Our results demonstrated that the UP-VATS complex segmentectomy could be performed safely by experienced thoracic surgeons, and results were not inferior to MP-VATS. Oncological principles were not compromised significantly; however, long-term results still require investigation.

Acknowledgments

The authors would like to thank Enago Academy (www.enago.tw) for providing professional English editing service.

Disclosure Statement

The authors declared no conflict of interest.

Table 1

Demographic data of uniportal and multiportal VATS complex segmentectomy

Variables	All (N = 179)	Before matching			After matching
		Uniportal (N = 122)	Multiportal (N = 57)	p Value	Uniportal (N = 56)	Multiportal (N = 56)	p Value
Age (years)a	59.3 ± 3.3	60.6 ± 12.7	56.7 ± 14.4	0.067	56.4 ± 14.1	56.5 ± 14.5	0.974
Male gendera	83 (46.4)	57 (46.7)	26 (45.6)	>0.999	24 (42.9)	25 (44.6)	>0.999
Surgical indication				0.081			0.249
Primary lung cancer	112 (62.5)	83 (74.1)	29 (50.9)		36 (64.3)	28 (50.0)
Metastasis	13 (7.3)	7 (5.7)	6 (10.5)		6 (10.7)	6 (10.7)
Benign disease	54 (30.2)	32 (26.2)	22 (38.6)		14 (25.0)	22 (39.3)
Pulmonary function
FEV1 (L)	2.30 ± 0.71	2.38 ± 0.74	0.309		2.37 ± 0.84	2.38 ± 0.75	0.947
FEV1%a	97.0 ± 16.3	96.8 ± 16.7	0.812		94.5 ± 17.7	97.6 ± 15.7	0.315
CCIa				0.962			0.763
0	82 (45.8)	56 (45.9)	26 (45.5)		25 (44.6)	26 (46.4)
1–2	63 (35.2)	42 (34.4)	21 (36.8)		18 (32.1)	21 (37.5)
3–4	22 (12.3)	16 (13.1)	6 (10.5)		6 (10.8)	5 (8.9)
≥5	12 (6.7)	8 (6.6)	4 (7.0)		7 (12.5)	4 (7.2)
BMIa	23.9 ± 3.5	23.7 ± 3.4	24.3 ± 3.5	0.237	24.0 ± 2.8	24.1 ± 3.0	0.893

aVariables used for estimating propensity score.

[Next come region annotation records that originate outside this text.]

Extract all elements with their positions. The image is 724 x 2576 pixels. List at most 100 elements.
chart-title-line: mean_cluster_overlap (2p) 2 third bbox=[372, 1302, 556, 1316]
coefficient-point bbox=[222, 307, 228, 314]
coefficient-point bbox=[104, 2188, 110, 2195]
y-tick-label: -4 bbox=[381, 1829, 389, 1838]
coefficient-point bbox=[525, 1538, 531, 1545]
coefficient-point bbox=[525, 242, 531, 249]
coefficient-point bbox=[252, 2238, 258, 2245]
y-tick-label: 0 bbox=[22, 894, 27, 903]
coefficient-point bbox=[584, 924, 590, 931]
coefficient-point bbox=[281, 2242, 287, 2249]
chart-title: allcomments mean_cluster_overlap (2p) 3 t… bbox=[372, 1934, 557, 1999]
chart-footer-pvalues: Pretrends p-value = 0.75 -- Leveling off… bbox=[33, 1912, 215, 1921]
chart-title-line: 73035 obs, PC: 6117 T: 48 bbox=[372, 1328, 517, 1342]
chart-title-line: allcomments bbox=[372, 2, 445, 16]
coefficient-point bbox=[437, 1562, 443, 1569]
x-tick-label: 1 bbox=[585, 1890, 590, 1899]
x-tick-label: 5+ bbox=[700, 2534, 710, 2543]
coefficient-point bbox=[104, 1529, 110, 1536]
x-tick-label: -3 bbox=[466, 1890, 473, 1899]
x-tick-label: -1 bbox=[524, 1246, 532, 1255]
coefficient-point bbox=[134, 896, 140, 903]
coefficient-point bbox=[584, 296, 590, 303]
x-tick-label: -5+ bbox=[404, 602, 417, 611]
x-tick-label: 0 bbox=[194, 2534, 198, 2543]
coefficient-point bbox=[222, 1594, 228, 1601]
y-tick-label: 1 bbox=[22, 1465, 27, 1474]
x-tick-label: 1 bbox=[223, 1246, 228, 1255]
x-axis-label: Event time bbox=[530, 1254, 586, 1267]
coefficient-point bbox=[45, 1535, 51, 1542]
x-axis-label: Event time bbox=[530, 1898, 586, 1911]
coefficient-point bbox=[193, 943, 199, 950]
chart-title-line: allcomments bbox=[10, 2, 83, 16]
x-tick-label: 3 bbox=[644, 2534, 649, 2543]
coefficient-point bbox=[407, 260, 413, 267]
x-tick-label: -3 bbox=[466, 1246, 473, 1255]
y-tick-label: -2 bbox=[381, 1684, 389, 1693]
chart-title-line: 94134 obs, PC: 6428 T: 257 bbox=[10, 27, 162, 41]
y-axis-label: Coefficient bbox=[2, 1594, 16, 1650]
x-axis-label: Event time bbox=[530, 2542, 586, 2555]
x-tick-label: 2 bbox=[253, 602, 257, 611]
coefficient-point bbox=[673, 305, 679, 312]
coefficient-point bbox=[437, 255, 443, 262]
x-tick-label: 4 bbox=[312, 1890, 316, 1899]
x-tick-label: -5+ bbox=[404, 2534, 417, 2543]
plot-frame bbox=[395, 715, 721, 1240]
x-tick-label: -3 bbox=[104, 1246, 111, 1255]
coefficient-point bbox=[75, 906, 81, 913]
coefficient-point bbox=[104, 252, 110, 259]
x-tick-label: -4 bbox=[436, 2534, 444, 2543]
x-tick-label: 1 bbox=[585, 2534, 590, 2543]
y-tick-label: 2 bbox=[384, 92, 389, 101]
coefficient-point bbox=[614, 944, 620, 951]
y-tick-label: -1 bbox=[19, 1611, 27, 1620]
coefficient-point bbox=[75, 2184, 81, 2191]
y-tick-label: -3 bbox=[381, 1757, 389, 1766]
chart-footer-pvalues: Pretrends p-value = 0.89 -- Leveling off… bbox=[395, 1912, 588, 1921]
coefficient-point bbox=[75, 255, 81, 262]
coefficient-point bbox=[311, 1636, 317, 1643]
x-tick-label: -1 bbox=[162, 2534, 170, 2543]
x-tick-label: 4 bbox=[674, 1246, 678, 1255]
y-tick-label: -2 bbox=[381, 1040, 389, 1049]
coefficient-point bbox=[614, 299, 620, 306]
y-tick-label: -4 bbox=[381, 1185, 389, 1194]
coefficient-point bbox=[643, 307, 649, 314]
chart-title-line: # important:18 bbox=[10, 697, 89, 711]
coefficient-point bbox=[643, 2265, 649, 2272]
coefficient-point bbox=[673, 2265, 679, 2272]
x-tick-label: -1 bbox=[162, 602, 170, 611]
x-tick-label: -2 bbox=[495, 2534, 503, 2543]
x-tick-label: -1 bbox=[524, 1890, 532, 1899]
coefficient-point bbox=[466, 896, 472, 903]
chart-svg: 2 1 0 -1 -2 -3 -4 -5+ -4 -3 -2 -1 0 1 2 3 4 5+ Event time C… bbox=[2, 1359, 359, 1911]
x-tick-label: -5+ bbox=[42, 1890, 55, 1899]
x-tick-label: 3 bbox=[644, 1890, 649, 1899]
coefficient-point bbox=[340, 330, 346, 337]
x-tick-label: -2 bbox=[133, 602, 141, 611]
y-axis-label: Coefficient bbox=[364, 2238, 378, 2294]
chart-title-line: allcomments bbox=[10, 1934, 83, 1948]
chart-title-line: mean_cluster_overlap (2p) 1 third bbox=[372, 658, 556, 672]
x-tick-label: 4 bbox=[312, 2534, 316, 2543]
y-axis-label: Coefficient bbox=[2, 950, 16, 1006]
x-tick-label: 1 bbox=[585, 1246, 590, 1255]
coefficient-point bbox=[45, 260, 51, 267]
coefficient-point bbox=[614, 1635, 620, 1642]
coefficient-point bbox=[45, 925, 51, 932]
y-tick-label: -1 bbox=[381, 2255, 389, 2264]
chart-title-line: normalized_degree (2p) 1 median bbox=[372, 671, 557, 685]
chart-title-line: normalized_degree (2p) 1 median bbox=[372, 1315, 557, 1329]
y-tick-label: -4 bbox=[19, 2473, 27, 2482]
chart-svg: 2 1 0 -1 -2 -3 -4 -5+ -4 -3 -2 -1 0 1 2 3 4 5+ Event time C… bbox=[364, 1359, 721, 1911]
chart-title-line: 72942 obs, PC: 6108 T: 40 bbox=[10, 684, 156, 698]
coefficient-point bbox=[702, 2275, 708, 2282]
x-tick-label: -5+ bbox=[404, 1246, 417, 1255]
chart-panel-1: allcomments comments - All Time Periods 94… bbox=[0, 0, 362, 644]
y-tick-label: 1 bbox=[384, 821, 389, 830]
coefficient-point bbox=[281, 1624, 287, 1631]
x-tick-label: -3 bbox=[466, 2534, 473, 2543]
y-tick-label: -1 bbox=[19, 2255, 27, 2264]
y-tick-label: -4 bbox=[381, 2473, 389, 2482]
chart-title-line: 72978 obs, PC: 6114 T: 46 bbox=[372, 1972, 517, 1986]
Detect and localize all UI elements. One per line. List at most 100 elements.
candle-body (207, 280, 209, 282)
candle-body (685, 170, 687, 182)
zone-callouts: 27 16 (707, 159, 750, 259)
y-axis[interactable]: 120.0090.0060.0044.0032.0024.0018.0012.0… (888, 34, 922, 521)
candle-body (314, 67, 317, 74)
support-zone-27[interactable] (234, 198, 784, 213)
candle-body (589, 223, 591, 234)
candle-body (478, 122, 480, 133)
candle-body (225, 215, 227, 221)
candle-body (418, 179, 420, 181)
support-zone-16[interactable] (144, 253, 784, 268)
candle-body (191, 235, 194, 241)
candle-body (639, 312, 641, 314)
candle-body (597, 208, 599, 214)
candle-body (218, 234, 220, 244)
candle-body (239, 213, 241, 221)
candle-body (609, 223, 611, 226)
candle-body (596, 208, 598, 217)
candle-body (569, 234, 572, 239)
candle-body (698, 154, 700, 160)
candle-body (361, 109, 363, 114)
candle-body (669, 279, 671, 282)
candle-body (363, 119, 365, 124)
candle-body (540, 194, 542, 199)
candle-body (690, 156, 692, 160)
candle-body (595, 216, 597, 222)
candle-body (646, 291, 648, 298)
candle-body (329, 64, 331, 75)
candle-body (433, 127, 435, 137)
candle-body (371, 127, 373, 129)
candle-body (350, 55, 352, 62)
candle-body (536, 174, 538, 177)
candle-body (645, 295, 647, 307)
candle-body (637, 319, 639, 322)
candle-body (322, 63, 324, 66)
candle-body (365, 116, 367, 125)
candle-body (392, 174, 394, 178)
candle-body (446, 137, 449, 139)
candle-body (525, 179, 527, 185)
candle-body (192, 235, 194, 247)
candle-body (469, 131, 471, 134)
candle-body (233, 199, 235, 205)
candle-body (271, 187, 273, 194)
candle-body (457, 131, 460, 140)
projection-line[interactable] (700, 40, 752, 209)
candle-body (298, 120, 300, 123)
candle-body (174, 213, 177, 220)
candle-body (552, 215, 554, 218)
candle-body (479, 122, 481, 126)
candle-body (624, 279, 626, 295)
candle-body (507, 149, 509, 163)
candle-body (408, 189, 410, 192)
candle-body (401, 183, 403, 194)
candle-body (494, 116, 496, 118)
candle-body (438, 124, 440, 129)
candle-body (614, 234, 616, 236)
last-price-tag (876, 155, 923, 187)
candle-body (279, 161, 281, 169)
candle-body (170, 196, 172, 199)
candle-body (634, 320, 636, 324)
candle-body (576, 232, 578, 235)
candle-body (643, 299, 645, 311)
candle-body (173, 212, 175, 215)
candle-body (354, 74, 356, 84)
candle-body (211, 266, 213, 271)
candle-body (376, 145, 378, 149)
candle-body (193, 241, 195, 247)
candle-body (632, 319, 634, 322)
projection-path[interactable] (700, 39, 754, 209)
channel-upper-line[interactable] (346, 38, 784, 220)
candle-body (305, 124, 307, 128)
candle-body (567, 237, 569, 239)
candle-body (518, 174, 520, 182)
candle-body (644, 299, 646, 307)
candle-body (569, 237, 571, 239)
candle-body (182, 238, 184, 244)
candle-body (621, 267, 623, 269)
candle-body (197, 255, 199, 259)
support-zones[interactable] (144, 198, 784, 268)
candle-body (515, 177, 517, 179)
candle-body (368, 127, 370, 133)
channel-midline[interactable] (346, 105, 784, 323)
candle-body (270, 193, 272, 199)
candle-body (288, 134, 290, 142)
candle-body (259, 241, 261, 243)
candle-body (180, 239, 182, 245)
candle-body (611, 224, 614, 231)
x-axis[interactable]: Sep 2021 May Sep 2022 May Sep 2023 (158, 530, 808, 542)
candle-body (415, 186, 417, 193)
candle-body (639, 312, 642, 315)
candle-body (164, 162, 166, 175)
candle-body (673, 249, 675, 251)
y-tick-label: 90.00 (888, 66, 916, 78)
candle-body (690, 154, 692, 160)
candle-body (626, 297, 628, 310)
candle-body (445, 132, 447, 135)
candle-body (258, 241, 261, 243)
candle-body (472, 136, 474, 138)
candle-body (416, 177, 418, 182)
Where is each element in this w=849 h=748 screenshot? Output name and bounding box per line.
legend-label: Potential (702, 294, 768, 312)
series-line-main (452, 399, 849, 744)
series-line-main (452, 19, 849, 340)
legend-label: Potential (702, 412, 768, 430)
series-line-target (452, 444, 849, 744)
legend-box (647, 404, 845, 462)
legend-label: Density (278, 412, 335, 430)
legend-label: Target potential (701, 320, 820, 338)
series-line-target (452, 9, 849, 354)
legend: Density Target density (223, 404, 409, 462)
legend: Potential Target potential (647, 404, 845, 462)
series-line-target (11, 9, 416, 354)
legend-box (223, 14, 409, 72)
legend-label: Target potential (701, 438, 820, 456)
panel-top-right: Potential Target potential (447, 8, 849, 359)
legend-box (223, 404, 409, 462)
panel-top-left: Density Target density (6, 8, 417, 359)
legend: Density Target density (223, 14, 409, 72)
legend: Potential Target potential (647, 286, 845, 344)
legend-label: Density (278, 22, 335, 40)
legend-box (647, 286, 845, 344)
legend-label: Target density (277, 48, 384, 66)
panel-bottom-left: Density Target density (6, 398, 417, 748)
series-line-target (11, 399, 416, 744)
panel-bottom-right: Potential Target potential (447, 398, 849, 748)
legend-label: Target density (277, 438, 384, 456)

BMI: body mass index; CCI: Charlson comorbidity index; FEV1: forced expiratory volume in 1 second; VATS: video-assisted thoracoscopic surgery

Table 2

The location of resected complex segments

	Uniportal		Multiportal
	Right	Left	Right	Left
RUL/LUL
RS1/LS1+2a+b	23	9	11	1
RS1a	2
RS2/LS1+2c	18	3	21	2
S3	2	1	3	1
RS1+S2/LS1+2	6	11	2	3
S1+S2a	3
LS1+2a+b +S3		1
RS1a+S2			2
RS1a+S2a	5
RS2+S3a	1
RS2b	1
RS2b+S3a	2
LS1+2c +S4+S5		1
S3+S4+S5			1
LS1+2+S3+S6		1
RML
S4	2		1
S5	1		1
RLL/LLL
S6+S9+S10			1
S6a+b	2
S6c		1
RS8	1
S9	2
S10	3			1
RS7+S8 or LS7+8	5	2	1	1
RS8b			1
LS7+8a				1
LS7+8+S9		1
LS7+8a+S9+S10		1
RS8+S9	3
S9+S10	5	3	1	1
Total	87	35	46	11

LLL: left lower lobe; LS: left lung segment; LUL: left upper lobe; RLL, right lower lobe; RML: right middle lobe; RS: right-lung segment; RUL: right upper lobe; S: segment

Table 3

Perioperative outcome of uniportal and multiportal VATS complicated segmentectomy

Variables	All (N = 179)	Uniportal (N = 122)	Multiportal (N = 57)	p Value	Uniportal (N = 56)	Multiportal (N = 56)	p Value
Operation time (min)	180 ± 68.2	173 ± 53	195 ± 50	0.004*	175 ± 52	192 ± 46	0.057
Estimated blood loss (mL)	66 ± 101	61 ± 98	79 ± 109	0.204	71 ± 122	77 ± 109	0.373
Histologya				0.998
Adenocarcinoma	104 (92.8)	77 (92.8)	27 (93.1)
SqCC	4 (3.6)	3 (3.6)	1 (3.4)
Others	4 (3.6)	3 (3.6)	1 (3.4)
Pathologic stagea				0.716
0	22 (19.6)	18 (21.7)	4 (13.8)
IA	77 (68.8)	55 (66.3)	22 (75.9)
IB	10 (8.9)	7 (8.4)	3 (10.3)
IIIA	2 (1.8)	2 (2.4)	0
yIA	1 (0.9)	1 (1.2)	0
Tumor size (cm)a		1.36 ± 0.8	1.8 ± 1.5	0.033*
Numbers of dissected LNa
N2		14.8 ± 9.7	13.6 ± 8.8	0.734
N1		6.2 ± 5.1	7.0 ± 5.7	0.522
Intraoperative complication	6 (3.4)	5 (4.1)	1 (1.8)	0.666	4 (7.1)	1 (1.8)	0.364
Conversion	1 (0.9)	1 (0.8)	0	>0.999	0	0	–
Postoperative complication	11 (9.8)	5 (4.1)	6 (10.5)	0.095	2 (3.6)	6 (10.7)	0.271
Pleural drainage (day)	2.9 ± 2.1	2.5 ± 2.0	3.5 ± 2.2	<0.001*	2.5 ± 1.9	3.6 ± 2.2	<0.001*
Postoperative stay (day)	4.5 ± 3.5	4.2 ± 3.8	5.3 ± 2.6	<0.001*	4.5 ± 5.2	5.2 ± 2.6	0.001*

aOnly primary lung cancer cases were analyzed.

*Significant difference.

LN: lymph node; SqCC: squamous cell carcinoma; VATS:video-assisted thoracoscopic surgery.